I'm a big fan of Penn Jillette (and Teller) partly for his act, but more for his overall attitude, politics and what he's done with his fame. I listen to his podcast, Penn's Sunday School. Recently he lost over 100 pounds in a few months on a vegan diet, advised by Ray Cronise. Penn is writing a book, but he explained that the diet is based on Joel Fuhrman's Eat to Live plan, with undisclosed modifications to be more effective. (Ray's website is awful--poorly organized and extremely slow to load, so I haven't found a whole lot more about the additions other than it has something to do with cold temperatures helping to burn calories)
A while back Penn had Ray on the podcast. I was listening in the car while eating Chocolate Riesen candy...A couple days later I ordered Eat to Live.
The Nutritarian diet recommended by Dr. Fuhrman is relatively simple, although it will require major changes to the diets of most people who need it.
The strict form of the Fuhrman diet is (from memory):
Try to eat at least a pound of raw green vegetables per day, unlimited maximum.
Try to eat at least a pound of cooked green vegetables per day, unlimited maximum
(These are the most important)
Try to eat a half cup of beans or legumes per day, unlimited max
Unlimited fruits and colorful vegetables
Limited starchy vegetables--corn, potatoes, squash.
A few ounces of nuts and seeds, raw are preferred.
No meat or dairy
No processed grain
No processed sugar
No processed oils or fats
A less strict version allows under a pound per week of animal products.
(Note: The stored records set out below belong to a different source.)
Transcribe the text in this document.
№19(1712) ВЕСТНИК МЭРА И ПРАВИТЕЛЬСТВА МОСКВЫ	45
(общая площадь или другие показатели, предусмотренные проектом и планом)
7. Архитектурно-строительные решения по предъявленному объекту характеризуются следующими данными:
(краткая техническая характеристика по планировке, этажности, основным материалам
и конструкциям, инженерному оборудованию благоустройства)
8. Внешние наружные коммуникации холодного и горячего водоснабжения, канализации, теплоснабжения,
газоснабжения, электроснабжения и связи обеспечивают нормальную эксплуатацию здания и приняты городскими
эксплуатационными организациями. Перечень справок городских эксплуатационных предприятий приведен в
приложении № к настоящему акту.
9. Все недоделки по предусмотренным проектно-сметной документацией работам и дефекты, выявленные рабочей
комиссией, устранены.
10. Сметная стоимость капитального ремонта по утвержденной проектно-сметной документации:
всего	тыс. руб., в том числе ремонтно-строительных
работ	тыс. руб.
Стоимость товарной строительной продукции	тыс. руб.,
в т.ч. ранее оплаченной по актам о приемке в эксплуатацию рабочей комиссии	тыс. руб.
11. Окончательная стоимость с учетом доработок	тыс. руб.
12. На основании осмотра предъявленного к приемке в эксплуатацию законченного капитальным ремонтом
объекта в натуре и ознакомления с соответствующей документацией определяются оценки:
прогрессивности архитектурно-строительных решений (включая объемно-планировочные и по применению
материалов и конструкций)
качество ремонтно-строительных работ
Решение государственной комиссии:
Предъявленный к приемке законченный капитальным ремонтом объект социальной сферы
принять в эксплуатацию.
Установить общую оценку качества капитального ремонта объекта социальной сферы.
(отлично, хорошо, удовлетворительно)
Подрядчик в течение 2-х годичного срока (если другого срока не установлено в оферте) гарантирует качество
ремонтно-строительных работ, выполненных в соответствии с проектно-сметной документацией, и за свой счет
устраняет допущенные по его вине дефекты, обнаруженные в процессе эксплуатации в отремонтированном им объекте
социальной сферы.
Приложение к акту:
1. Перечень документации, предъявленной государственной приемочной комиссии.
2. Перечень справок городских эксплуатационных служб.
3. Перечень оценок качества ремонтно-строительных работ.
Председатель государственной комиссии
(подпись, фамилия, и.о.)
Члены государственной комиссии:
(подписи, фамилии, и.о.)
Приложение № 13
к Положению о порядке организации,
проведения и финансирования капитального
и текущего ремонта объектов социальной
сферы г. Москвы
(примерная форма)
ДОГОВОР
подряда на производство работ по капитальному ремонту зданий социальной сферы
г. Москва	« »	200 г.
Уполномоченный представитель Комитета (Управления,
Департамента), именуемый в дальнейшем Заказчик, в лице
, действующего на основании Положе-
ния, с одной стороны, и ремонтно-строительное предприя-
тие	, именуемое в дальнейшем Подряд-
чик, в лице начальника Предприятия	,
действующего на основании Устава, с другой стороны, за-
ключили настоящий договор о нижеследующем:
There is no counting calories or restricting amounts of the main foods. Fat is OK from most unprocessed plant sources. It appears that vegans should take a B12 supplement, but other vitamins as needed.
It was a week after the book arrived and I started the diet that I got a scale--I was surprised at being "only" 257 pounds. "Loose 20 pounds or more in 6 weeks" on the cover appears to be a bit conservative--I lost that much in the first 4 weeks I had a scale (a week or so after starting the diet). Last 4 weeks I've been tracking my weight on the fitness app on my phone, average weekly weight has dropped 3 pounds each week.
It has taken a bit to figure out meals. I love salads, so that part hasn't been a problem--I have a mixing bowl full of kale and spinach, raw mushrooms, red or green onion, half an avocado, maybe bell peppers, carrots, celery, lettuce, radish, edamame. I'm not completely on the diet for dressings, I use one of several commercial lite dressings which have more fat and/or sugar than Dr Fuhrman recommends--but I try to go easy on them. I also like beans. Even before the diet I was in the habit of making 2+ gallon batches of chili to freeze for lunches, I just left the meat out of the last batch. I'm now adding mushrooms instead of meat to a lot of dishes. Sometimes I'll just have a family sized package of microwave veggies or a vegan soup and a smaller salad.
Other areas where I haven't followed the official version--I haven't worried much about salt other than going to the low end of tasting OK, I didn't throw away all my low-meat foods in the freezer (but I'm replacing them with no-meat) and I haven't cut out caffeine yet. (I've been reducing caffeine for the last few years anyhow by necessity, since drinking it past about 2pm affects my sleep)
The most amazing part of this diet to me is the low amount of willpower needed. I miss some of the things I've had to give up, but since I can eat as much as I like of other things there's very little struggle. It seems easier for me to entirely give up the candy bowl at work than to have a reasonable amount. It is odd to me that a fruit smoothie is considered better than a bowl of oatmeal (Oatmeal is allowed but limited). If you're going to do smoothies, get a really good blender. I bought a 3 horsepower Oster Versa blender because reviews said it was nearly as good as a Vitamix at less than half the cost. I'm going to want a better food processor, I've got a mid size. I've lost several inches around the waist--I can now take my pants off without unbuttoning them. I've got a way to go, I'm still officially obese--but I'm moving in the right direction for the first time in decades.
Another thing is that this isn't meant to be a temporary diet--If I go back to my old habits, I'll go back to my old weight. Rather, once I'm down to a decent weight I'll be a bit less strict, but I expect to stay on something close to this forever. If it continues to work as well as it has, it will be worth it.